Picture this: You just hit a perfect baby draw off the tee. The ball lands in the middle of the short stuff, 150 yards from the green. The hole location is dead-center, so you have plenty of room for error with your approach.
That leaves a stock iron shot which should be textbook, right?
Maybe for someone else. You, instead, have sweaty palms just thinking about failing to make solid contact, because history has proven the case more often than not.
So, upon a timid, unconfident attempt, your result is a chunked shot that leaves a challenging up-and-down to save par.
Sorry to rattle your cage if that hit too close to home, but unfortunately discomfort over “routine” iron shots is all too common for many golfers. That’s why we’re here with advice to make those wasted opportunities a thing of the past!
What did you sway?
There are several contributing factors to poor contact with your irons. An important one we’re going to examine is how the hips move throughout the swing.
Hip sway — the lateral movement of your hips — determines where the bottom of your swing arc, or “low point,” occurs. As we learned in our big-data study of the golf swing, hip sway is a major differentiator of skill level.
Ultimately, hip sway influences contact. So, it represents the difference between solid, ball-fist shots and fatted or thinned shots.
High-handicap golfers who have always been told to “shift their weight to the trail leg” tend to sway their hips farther away from the target than better golfers, which often results in low-point consistency issues.
Hip sway this way
Our simple solution? Make an adjustment at address and maintain that change throughout the swing.
When you set up to the ball, move your hips toward the target so your belt buckle is vertically over your lead heel.
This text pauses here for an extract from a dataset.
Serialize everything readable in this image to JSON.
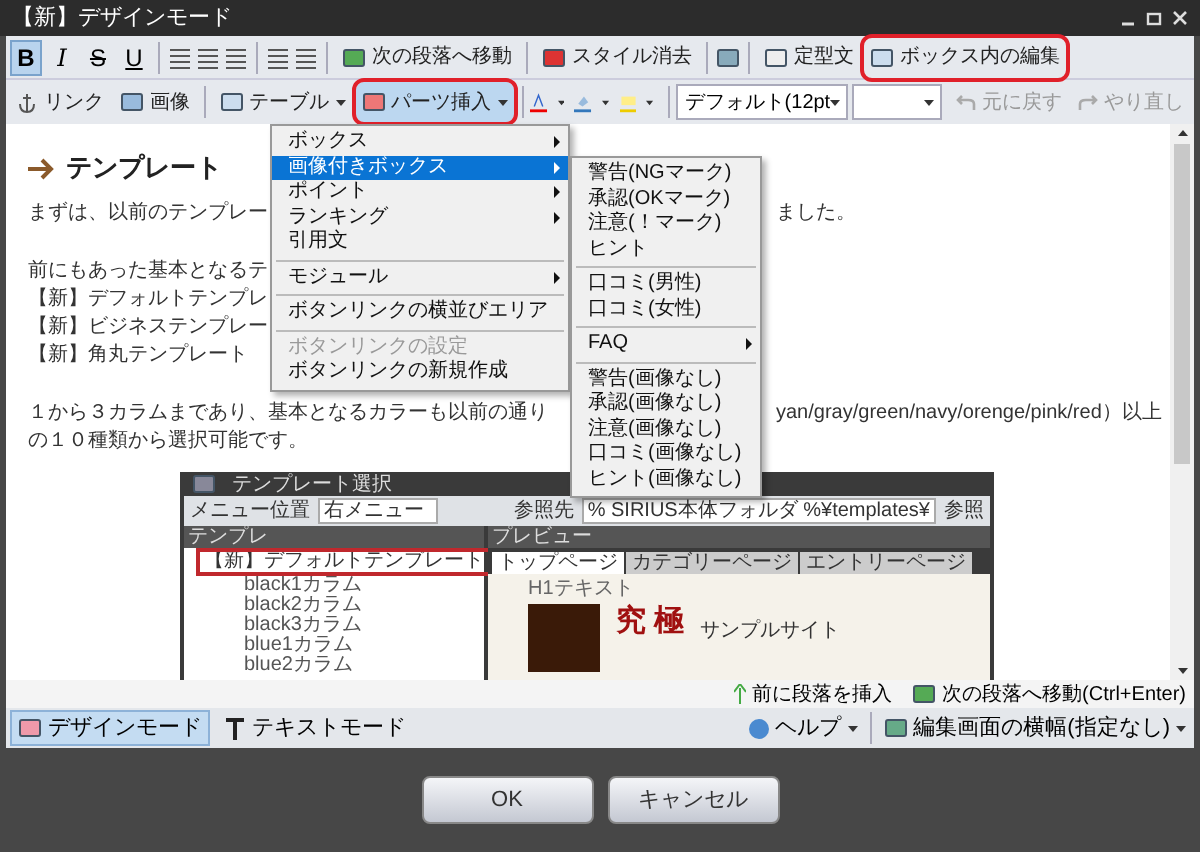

As you begin to swing back, rotate around your belt buckle, while trying to keep your hips centered over the same area instead of swaying back toward the trail leg.
To accomplish this, your lead knee will flex while your trail knee straightens.
As you get comfortable with instilling hip sway more toward the target by keeping your belt buckle location in mind, you will improve contact, increase spin and make those green-light approach shots much more fun to hit.